- Born: Forrest Cowles Sagendorf March 22, 1915 Wenatchee, Washington, U.S.
- Died: September 22, 1994 (aged 79) Sun City, Florida, U.S.
- Occupation: Cartoonist
- Known for: Thimble Theatre Starring Popeye

= Bud Sagendorf =

American cartoonist (1915–1994)

Forrest Cowles Sagendorf (March 22, 1915 – September 22, 1994), better known as Bud Sagendorf, was an American cartoonist, notable for his work on King Features Syndicate's Thimble Theatre Starring Popeye comic strip.

==Personal life==
Born in Wenatchee, Washington, Sagendorf was three years old when his father died. He arrived at age three in Santa Monica, California, with his sister Helen and his mother, who opened a beauty parlor. It was Helen who gave him the nickname "Bud". His first job was as a newsboy, selling the Los Angeles Herald-Express on the street.

In 1940, he married his high school sweetheart, Nadia Crandall, and they eventually moved to rural Connecticut.

==Career==
He began his cartoon career while a teenager, working for $50 a week as the assistant of cartoonist E. C. Segar on his Thimble Theatre and Sappo comic strips. Following Segar's death in 1938, Sagendorf moved to New York and began illustrating marketing materials for King Features, while also developing Popeye toys and games.

===Thimble Theatre===
From 1948 to 1967, Sagendorf was the writer-artist of the ongoing Popeye comic book across three different publishers (Dell, Gold Key, and King Comics). In 1959, he finally assumed command of the Thimble Theatre comic strip.
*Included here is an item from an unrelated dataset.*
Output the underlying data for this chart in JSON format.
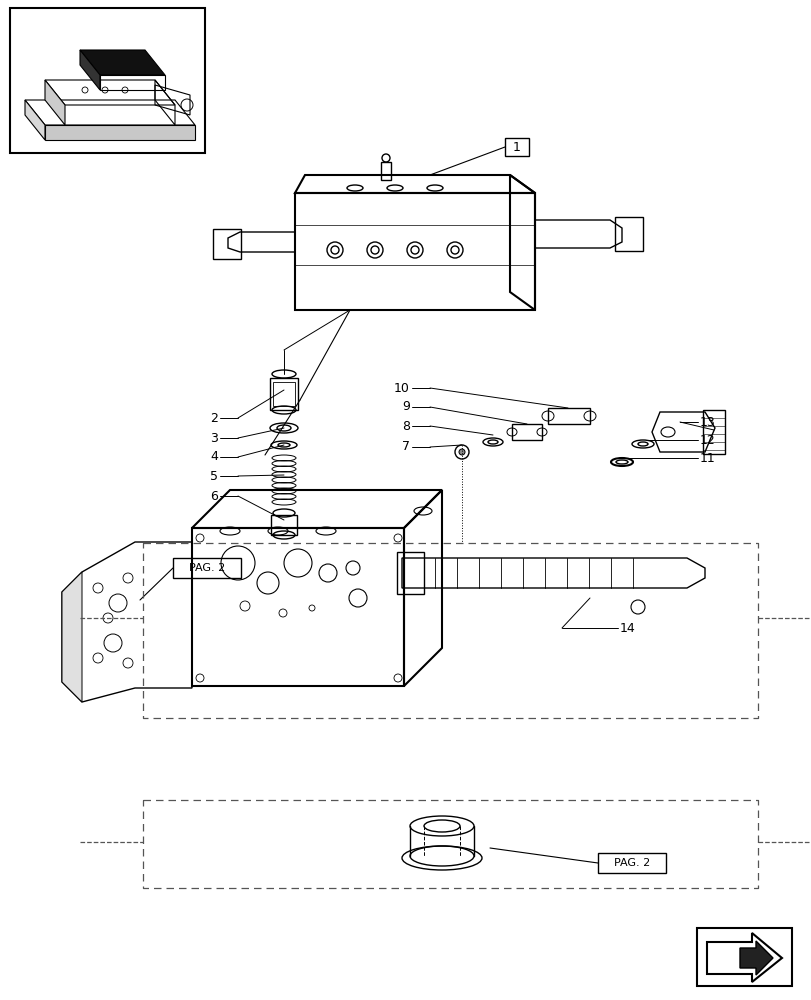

In 1964, he explained his working methods:
Any part of my work can be interrupted for something important like golf or bowling. There are about 20 syndicated cartoonists living in my area, and they all enjoy dragging a fellow comic artist away from his drawing board. I hate to admit it, but I’m a deadline worker and do my best when my back is against the wall. In respect to ideas, I don’t buy gags; I do them myself… with the help of my family. My son, Brad, is developing into a great idea man. I made the mistake of paying him for an idea once, and he quickly lost his amateur standing. I do not like to write out a complete daily continuity too far in advance. When I have a continuity idea, I blab an outline into a small tape recorder and file it away until I’m ready for it. The day-to-day strips are done on a weekly basis. I feel that too-tight writing holds me down, and I lose the spontaneous ideas that always pop up when I’m working. As for my background, I started drawing at an early age because it was easier to make pictures than to learn to spell. I was born in Wenatchee, Washington. While I was still in high school I went to work for the late E. C. Segar, the creator of Popeye. I saw the birth of many wonderful characters: Swee’-pea, Eugene the Jeep, Alice the Goon and Poop-deck Pappy. In recent years I have added Granny and Betty Beasky. After Segar’s death in 1938, I was asked by King Features to continue the strip. Except for a period as an assistant comic editor, I have been doing the daily and Sunday Popeye ever since.

A year after those remarks, he talked on television about Popeye when he appeared on What's My Line? (December 5, 1965).

He continued the strip until 1986. Wanting to spend more time with his family and confronted with failing eyesight, Sagendorf reduced his output to Sunday strips while Bobby London continued with the Popeye dailies. Sagendorf wrote and drew the Popeye Sunday strips until his death. King Features continues to run reprints of Sagendorf's daily strips, while R. K. Milholland writes and draws new Sunday strips.

==Death==
Sagendorf was 79 years old when he died in Sun City, Florida, on September 22, 1994, from brain cancer. He was survived by his wife, two sons and a daughter.

In 2011, Craig Yoe wrote a biographical profile of Sagendorf and collected a selection of his outstanding comic book stories in Popeye: The Great Comic Book Tales by Bud Sagendorf.

==Bibliography==
- Sagendorf, Bud. Popeye. Treasure Books, 1955.
- Sagendorf, Bud. Popeye: The First Fifty Years. Workman, 1979.